NVIDIA Corporation (NASDAQ:NVDA) Q2 2024 Earnings Call Transcript

Jensen Huang: And Stacy, if I could just add something. You say it’s H100 and I know you know what your mental image in your mind. But the H100 is 35,000 parts, 70 pounds, nearly 1 trillion transistors in combination. Takes a robot to build – well, many robots to build because it’s 70 pounds to lift. And it takes a supercomputer to test a supercomputer. And so these things are technology marvels, and the manufacturing of them is really intensive. And so I think we call it H100 as if it’s a chip that comes off of a fab, but H100s go out really as HGXs sent to the world’s hyperscalers and they’re really, really quite large system components, if you will.

Operator: Next, we go to Mark Lipacis with Jefferies. Your line is now open.

Mark Lipacis: Hi. Thanks for taking my question and congrats on the success. Jensen, it seems like a key part of the success — your success in the market is delivering the software ecosystem along with the chip and the hardware platform. And I had a two-part question on this. I was wondering if you could just help us understand the evolution of your software ecosystem, the critical elements. And is there a way to quantify your lead on this dimension like how many person years you’ve invested in building it? And then part two, I was wondering if you would care to share with us your view on the — what percentage of the value of the NVIDIA platform is hardware differentiation versus software differentiation? Thank you.

A – Jensen Huang: Yeah, Mark, I really appreciate the question. Let me see if I could use some metrics, so we have a run time called AI Enterprise. This is one part of our software stack. And this is, if you will, the run time that just about every company uses for the end-to-end of machine learning from data processing, the training of any model that you like to do on any framework you’d like to do, the inference and the deployment, the scaling it out into a data center. It could be a scale-out for a hyperscale data center. It could be a scale-out for enterprise data center, for example, on VMware. You can do this on any of our GPUs. We have hundreds of millions of GPUs in the field and millions of GPUs in the cloud and just about every single cloud.
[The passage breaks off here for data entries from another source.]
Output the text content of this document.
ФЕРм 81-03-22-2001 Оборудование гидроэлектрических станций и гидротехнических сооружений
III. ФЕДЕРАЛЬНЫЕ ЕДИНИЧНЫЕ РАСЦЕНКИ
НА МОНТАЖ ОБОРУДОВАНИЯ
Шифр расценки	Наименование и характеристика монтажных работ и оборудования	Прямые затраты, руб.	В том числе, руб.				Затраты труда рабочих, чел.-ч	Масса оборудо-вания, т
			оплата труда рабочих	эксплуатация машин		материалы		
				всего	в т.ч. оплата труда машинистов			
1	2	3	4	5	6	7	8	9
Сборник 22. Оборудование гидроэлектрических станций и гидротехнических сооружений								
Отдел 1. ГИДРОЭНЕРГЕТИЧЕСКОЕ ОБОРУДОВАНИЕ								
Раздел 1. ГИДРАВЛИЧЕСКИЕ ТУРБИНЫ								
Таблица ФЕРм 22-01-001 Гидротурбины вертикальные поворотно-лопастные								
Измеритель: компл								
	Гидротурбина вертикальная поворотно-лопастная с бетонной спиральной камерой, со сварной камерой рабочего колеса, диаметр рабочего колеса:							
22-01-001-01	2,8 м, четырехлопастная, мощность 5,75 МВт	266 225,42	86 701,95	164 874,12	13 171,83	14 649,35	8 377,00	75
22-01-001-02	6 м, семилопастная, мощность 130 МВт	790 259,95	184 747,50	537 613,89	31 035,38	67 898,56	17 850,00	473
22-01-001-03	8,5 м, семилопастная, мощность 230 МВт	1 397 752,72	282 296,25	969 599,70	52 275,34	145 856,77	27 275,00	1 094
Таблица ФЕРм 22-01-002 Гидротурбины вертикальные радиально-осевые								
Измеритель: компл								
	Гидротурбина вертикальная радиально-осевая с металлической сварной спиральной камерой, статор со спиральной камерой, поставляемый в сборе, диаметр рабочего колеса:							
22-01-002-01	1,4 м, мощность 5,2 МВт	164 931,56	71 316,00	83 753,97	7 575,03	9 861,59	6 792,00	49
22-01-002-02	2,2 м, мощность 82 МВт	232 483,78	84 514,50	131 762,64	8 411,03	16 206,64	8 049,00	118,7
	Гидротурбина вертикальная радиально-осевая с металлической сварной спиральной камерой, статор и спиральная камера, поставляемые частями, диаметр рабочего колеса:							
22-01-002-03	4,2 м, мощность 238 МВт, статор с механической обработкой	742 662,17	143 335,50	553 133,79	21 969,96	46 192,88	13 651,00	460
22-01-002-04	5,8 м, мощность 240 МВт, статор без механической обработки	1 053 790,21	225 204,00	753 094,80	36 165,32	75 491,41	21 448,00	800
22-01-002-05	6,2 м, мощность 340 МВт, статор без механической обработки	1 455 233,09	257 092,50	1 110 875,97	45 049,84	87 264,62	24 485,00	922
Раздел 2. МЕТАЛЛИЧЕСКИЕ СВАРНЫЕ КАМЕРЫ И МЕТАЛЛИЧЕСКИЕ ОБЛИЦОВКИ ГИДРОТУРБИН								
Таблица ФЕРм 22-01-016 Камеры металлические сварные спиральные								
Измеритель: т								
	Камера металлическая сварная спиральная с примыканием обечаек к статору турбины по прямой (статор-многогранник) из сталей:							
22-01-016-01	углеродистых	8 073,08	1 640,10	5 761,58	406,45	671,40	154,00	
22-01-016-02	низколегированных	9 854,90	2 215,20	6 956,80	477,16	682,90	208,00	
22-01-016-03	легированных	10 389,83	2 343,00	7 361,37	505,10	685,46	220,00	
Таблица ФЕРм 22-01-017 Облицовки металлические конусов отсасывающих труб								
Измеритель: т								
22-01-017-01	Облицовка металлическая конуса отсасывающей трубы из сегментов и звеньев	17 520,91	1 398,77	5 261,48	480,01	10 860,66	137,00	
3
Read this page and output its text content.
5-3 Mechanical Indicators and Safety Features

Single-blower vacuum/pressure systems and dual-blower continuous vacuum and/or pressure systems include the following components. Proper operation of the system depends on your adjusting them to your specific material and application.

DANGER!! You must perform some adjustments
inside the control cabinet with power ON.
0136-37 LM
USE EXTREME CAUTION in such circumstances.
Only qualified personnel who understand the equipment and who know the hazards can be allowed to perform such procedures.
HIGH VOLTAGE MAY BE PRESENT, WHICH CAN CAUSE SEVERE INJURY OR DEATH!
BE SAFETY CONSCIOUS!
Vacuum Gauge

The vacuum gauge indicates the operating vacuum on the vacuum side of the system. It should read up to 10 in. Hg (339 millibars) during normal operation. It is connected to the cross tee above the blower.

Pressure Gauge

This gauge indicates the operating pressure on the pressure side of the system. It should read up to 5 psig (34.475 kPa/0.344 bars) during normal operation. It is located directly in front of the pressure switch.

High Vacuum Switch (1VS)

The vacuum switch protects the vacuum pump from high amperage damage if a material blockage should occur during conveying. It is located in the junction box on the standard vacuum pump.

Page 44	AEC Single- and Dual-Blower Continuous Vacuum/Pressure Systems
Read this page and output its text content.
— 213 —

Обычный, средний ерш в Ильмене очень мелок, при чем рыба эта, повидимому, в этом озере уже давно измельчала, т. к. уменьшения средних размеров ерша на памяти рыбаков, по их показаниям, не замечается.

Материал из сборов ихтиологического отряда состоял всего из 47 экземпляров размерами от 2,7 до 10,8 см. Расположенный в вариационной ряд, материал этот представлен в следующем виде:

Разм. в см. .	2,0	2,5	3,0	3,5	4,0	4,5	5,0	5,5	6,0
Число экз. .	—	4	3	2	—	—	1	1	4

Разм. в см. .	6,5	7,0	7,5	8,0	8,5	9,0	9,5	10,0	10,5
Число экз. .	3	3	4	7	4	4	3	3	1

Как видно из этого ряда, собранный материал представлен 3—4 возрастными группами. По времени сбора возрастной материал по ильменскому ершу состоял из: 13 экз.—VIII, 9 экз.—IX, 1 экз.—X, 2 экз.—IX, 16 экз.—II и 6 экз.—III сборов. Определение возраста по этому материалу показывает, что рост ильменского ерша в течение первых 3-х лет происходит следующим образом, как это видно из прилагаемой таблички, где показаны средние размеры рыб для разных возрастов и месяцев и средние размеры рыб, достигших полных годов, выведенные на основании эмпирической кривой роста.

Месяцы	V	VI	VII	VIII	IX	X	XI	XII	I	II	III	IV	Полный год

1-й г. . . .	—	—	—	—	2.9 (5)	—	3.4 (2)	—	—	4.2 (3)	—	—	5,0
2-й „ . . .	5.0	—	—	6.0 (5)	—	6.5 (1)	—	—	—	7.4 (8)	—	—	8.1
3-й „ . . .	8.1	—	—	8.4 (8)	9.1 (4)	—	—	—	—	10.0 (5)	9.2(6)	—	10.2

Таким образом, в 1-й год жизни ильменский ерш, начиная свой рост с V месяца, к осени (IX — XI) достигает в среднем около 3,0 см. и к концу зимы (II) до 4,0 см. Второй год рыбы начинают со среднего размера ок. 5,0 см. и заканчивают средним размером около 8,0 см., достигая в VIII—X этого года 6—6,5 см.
And it runs in a single GPU configuration as well as multi-GPU per compute or multi-node. It also has multiple sessions or multiple computing instances per GPU. So from multiple instances per GPU to multiple GPUs, multiple nodes to entire data center scale. So this run time called NVIDIA AI enterprise has something like 4,500 software packages, software libraries and has something like 10,000 dependencies among each other. And that run time is, as I mentioned, continuously updated and optimized for our installed base for our stack. And that’s just one example of what it would take to get accelerated computing to work. The number of code combinations and type of application combinations is really quite insane. And it’s taken us two decades to get here.

But what I would characterize as probably our — the elements of our company, if you will, are several. I would say number 1 is architecture. The flexibility, the versatility and the performance of our architecture makes it possible for us to do all the things that I just said, from data processing to training to inference, for preprocessing of the data before you do the inference to the post processing of the data, tokenizing of languages so that you could then train with it. The amount of — the workflow is much more intense than just training or inference. But anyways, that’s where we’ll focus and it’s fine. But when people actually use these computing systems, it’s quite — requires a lot of applications. And so the combination of our architecture makes it possible for us to deliver the lowest cost ownership.